The age of Obama is the age of envy and jealousy couched as fairness.
As I have documented many times, Obama’s political strategy during and after the 2008 campaign has been to appeal to envy and jealousy directed towards the Top 2% or 5%, depending upon the speech. Just recently, Obama mocked the wealthy as sitting around “counting their money.”
In Obama’s world, “rich” really means nothing more than independence from the government, an ability to fund your life, education and retirement without relying on other people’s money redistributed by the goverment. A “tax cut” just means keeping more of what you already earned, it does not mean receiving anything from the government for what you did not earn.

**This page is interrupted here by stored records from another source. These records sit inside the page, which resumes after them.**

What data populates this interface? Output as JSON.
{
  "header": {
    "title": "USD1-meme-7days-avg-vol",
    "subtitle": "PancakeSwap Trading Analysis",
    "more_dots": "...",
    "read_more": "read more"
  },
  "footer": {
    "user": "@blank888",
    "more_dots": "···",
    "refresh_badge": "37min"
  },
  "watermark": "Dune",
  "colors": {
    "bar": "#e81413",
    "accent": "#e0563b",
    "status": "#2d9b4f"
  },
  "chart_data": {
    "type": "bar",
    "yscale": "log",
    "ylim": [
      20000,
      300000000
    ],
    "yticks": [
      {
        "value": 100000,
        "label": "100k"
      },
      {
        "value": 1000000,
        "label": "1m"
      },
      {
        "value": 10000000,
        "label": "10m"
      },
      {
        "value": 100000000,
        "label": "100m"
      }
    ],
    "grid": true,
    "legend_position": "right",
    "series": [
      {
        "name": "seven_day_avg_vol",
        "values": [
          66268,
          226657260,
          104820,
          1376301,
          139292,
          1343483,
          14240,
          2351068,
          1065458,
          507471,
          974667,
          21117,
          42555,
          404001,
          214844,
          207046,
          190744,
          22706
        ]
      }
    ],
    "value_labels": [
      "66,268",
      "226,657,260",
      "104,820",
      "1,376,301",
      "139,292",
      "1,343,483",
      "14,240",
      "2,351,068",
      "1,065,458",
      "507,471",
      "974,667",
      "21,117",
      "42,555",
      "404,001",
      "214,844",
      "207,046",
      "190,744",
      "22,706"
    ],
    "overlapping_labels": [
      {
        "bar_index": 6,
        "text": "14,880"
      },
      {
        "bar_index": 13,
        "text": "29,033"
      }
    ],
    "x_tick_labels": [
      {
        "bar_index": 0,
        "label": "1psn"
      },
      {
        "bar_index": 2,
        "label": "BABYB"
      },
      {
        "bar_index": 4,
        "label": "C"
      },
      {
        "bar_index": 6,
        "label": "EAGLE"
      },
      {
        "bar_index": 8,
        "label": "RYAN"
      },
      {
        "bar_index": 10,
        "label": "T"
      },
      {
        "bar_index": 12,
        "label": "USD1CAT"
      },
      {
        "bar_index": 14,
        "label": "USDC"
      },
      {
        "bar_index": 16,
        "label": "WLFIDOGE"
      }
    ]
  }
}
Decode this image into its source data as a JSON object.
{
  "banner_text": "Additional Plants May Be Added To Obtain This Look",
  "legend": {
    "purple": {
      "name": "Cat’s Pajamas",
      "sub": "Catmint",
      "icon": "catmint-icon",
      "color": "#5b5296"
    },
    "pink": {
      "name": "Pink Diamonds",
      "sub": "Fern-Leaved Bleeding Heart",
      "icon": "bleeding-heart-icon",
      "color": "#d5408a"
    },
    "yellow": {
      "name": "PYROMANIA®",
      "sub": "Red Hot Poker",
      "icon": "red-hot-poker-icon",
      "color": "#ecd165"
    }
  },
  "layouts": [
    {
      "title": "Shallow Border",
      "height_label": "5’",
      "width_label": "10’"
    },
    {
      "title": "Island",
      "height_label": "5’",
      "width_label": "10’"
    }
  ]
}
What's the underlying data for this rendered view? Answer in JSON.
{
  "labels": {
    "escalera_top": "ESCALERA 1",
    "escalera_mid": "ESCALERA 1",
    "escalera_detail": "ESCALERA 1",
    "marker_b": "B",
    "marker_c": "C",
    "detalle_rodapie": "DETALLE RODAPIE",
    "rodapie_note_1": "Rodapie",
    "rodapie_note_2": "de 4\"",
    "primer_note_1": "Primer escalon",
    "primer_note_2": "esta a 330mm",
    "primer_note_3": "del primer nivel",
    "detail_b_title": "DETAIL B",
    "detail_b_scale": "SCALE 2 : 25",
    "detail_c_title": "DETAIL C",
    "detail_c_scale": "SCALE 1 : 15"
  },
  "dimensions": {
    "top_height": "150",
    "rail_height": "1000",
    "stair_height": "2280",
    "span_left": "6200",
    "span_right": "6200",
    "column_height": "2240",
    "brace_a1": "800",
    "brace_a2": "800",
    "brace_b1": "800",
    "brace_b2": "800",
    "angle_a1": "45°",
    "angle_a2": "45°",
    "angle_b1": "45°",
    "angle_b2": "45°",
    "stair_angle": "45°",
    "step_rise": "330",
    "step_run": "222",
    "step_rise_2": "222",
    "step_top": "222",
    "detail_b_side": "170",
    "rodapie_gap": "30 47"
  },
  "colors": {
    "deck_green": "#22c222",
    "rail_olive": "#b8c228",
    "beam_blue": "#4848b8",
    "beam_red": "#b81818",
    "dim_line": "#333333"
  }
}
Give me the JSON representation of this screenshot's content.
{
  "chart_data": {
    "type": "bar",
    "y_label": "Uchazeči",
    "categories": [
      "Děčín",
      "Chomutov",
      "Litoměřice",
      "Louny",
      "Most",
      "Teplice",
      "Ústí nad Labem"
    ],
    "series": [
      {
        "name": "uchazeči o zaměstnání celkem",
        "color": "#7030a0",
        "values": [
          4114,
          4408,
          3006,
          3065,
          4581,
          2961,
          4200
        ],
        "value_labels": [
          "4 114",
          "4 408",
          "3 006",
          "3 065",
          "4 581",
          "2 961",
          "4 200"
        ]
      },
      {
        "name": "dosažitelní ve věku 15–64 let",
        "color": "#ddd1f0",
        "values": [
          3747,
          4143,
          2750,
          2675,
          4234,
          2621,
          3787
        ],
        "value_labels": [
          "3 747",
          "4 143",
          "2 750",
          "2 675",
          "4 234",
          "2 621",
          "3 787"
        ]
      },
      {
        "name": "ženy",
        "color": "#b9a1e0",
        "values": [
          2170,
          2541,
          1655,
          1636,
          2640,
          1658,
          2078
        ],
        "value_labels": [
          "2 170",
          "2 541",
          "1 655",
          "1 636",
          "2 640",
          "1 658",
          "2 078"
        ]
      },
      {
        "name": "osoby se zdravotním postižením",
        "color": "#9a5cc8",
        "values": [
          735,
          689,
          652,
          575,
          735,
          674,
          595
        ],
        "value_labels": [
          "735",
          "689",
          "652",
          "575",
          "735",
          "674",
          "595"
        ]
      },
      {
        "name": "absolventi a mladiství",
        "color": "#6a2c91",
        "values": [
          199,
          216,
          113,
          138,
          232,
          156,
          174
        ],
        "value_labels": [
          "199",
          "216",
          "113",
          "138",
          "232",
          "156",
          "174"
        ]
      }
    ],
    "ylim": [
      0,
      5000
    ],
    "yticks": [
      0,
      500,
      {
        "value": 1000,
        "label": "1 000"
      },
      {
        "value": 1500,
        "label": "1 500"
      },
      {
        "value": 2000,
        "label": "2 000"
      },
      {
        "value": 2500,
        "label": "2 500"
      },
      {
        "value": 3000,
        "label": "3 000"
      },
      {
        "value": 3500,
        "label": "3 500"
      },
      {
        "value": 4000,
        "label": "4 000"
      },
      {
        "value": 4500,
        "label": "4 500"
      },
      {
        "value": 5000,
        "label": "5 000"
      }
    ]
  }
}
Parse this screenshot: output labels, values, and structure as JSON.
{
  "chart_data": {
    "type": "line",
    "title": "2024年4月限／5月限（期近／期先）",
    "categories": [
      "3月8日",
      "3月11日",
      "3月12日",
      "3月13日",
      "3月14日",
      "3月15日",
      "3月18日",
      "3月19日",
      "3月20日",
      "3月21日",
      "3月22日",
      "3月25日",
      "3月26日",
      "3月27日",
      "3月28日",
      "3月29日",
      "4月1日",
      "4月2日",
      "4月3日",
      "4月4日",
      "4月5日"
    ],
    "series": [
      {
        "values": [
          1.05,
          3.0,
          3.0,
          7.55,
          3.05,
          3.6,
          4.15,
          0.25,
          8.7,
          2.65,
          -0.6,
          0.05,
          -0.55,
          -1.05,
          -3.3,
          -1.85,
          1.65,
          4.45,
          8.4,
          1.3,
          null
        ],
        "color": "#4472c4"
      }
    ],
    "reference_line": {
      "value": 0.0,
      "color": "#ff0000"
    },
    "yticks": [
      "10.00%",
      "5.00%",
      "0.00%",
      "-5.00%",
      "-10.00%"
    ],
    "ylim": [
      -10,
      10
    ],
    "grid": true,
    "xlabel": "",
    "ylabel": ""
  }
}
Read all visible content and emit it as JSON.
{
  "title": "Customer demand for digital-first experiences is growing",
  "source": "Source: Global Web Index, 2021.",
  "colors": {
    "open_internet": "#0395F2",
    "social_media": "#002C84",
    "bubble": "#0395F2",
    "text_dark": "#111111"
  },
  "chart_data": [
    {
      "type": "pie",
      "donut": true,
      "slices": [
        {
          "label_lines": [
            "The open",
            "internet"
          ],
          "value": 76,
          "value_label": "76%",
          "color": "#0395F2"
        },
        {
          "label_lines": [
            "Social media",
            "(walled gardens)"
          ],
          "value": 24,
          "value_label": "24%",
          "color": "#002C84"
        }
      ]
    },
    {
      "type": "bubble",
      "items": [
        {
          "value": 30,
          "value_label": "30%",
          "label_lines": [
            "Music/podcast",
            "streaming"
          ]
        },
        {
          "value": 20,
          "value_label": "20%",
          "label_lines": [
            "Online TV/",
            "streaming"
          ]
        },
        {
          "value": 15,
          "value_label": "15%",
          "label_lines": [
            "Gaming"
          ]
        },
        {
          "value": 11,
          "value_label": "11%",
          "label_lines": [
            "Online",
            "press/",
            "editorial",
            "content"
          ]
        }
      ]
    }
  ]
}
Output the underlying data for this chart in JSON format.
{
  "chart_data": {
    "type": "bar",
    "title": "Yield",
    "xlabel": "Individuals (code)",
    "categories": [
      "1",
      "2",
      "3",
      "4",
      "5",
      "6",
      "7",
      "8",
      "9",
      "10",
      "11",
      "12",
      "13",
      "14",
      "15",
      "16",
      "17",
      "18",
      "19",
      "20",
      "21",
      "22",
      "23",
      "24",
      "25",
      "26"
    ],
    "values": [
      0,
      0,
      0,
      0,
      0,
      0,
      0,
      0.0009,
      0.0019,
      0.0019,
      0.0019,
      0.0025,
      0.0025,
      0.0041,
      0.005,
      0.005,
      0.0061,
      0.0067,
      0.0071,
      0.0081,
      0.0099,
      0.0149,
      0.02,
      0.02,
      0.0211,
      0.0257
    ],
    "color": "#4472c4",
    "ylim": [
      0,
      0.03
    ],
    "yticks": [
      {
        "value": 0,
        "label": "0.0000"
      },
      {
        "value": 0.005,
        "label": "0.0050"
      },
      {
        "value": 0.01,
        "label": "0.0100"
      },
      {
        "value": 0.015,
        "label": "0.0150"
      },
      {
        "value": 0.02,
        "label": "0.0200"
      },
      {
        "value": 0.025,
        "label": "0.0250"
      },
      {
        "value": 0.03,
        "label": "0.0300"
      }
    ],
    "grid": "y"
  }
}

Obama’s politics of envy and jealousy worked in 2008, but were not the central theme of the campaign. “Hope and change” was the theme, which amounted to nothing more than the delusional belief that a trained agitator from Chicago would be something other than an agitator as president.
As we approach the 2012 campaign, Obama has gone into full throttle envy and jealousy agitation mode. The Obama campaign has made the decision that turning those who receive against those who pay is good politics.
But there is true hope, based on a poll of how Brits view “fairness” as described in this column at The Telegraph, that people will reject the politics of envy and jealousy (emphasis mine):
As we report today, Policy Exchange – supposedly the Prime Minister’s favourite ideas outlet – has done a brave and unusual thing. Rather than polling the public just on policy and voting intention, it has put a far more abstract moral issue before them. It instructed the pollsters at YouGov to find out precisely what the public thought the most powerful term of approbation in the political lexicon – “fair” – actually amounted to.
The quite unequivocal reply that was received (with breathtakingly enormous majorities in some forms) came as no surprise to this column. To most voters, fairness does not mean an equal distribution of resources and wealth, or even a redistribution of these things according to need. It means, as the report’s title – “Just Deserts” – implies, that people get what they deserve. And what is deserved, the respondents made clear, refers to that which is achieved by effort, talent or dedication to duty: in other words, earned on merit.
Imagine that. After all these years of being morally blackmailed by the poverty lobby, harried by socialist ideologues and shouted at by self-serving public sector axe-grinders, the people are not cowed. Even after being bludgeoned by the BBC thought monitors and browbeaten by Left-liberal media academics with the soft Marxist view of a “fair” society – from each according to his abilities, to each according to his needs – they have not bought it.
Let’s only hope that the American people will have the wisdom of the British on the meaning of “fairness.” That would be a welcome change.
Update: Left Coast Rebel asks, “Britons are waking up and get it, will we before it’s too late?”